Lipid experts say there is a strong case for a Medicare item to reimburse testing for lipoprotein (a) because of its unique role as an independent risk factor for cardiovascular disease.
Associate Professor David Sullivan, a clinical biochemist at the Royal Prince Alfred Hospital, Sydney, told the national conference of the Royal College of Pathologists of Australasia (RCPA) that there would be great benefit from making Lp (a) level testing available to clinicians because it was pro-atherogenic, pro-inflammatory and pro-thrombotic and testing would provide diagnostic and prognostic information to clinicians beyond that of traditional lipid measures such as LDL-cholesterol.
Speaking at the Pathology Update 2022 meeting in Sydney, Dr Sullivan said he was part of a group working on an application to the Medicare Services Advisory Committee aiming to make Lp (a) testing available for some target groups.
He explained that Lp (a) was an LDL particle attached to an apolipoprotein whose primary role in the body was as a transporter of oxidised phospholipids. It was predominantly under genetic control, highly prone to deposition in the arterial wall and its levels were not influenced by current lipid treatments such as statins. Its other properties also made it an independent risk factor for aortic stenosis and venous thrombosis, he noted.
Dr Sullivan said that while Lp (a) was seen as a superior measure of cardiovascular risk compared to LDL-cholesterol levels, it was not likely to replace it in assessment of cardiovascular risk in the near future.
“We would lose a lit bit if we moved away from traditional lipid measurement because they have almost become the standard currency, like the US dollar. I think we’re doing reasonably well in most scenarios with non-HDL cholesterol,” he said.
And while some researchers were already suggesting it could be used as a universal screening tool in the population or for assessing people who were resistant to current therapies, Dr Sullivan said the Medicare application would focus on use as an initial cardiovascular risk assessment in select groups.
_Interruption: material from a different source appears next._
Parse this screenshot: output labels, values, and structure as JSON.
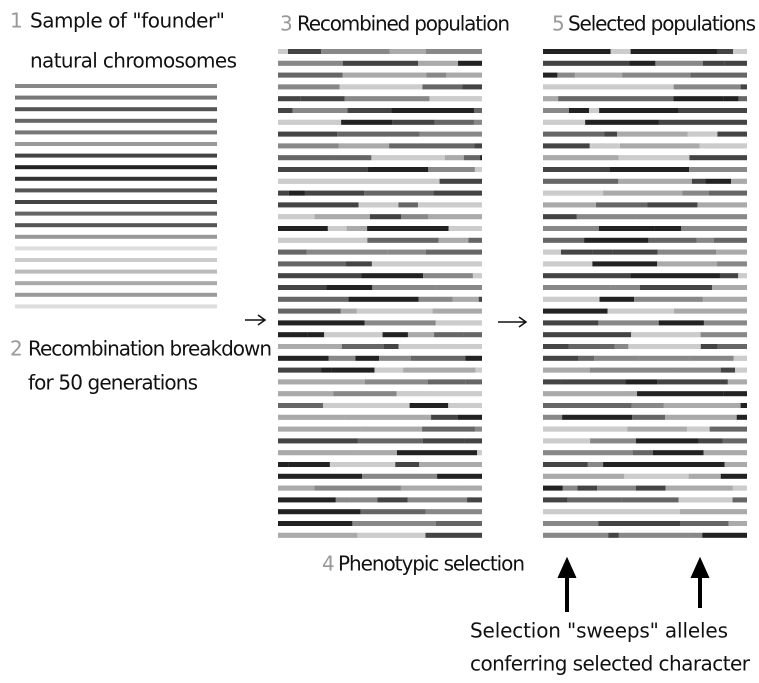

“I think you could make a good case for testing patients who have the need for cardiovascular assessment, either on the basis of a family history of premature coronary disease or personal history — or those who are estimated to be at intermediate risk of cardiovascular disease,” he said.
The results could be used to guide decisions on intensified risk factor management, and in the near future there are expected to be agents available that will lower Lp (a) levels he added.
While Lp (a) levels may be modified by agents such as niacin and PSCK9 inhibitors such as evolocumab, a phase 3 trial — the HORIZON study — is currently underway to assess the effect of an antisense therapy pelacarsen that inhibits the production of apolipoprotein (a) in the liver to target elevated Lp (a) levels.
“[But] it can still make a useful contribution even if we don’t have Lp (a) lowering therapies because we will do a better job of recognising the at-risk population and targeting them for treatment,” he said.
Dr Sullivan said an Australian Atherosclerosis Society working group was already looking at the thresholds of Lp (a) that would be used to define low, medium and high risk. Because it was an LDL-based particle with variable mass, the measures would likely be in millimoles, he said, and the working group was also looking at data on how Lp (a) levels could be combined with other measures such as coronary calcium scores to further clarify cardiovascular risk in a precision medicine approach.
“The diagnostic, prognostic and therapeutic implications do warrant a Medicare schedule reimbursement,” he told the meeting.
“Targeting the whole population I think is going to be unacceptable for a variety of reasons. There’s a tradition of starting small and I think the challenge for us is to identify those patients who would derive the most benefit from Lp (a) testing, those most at need,” he concluded.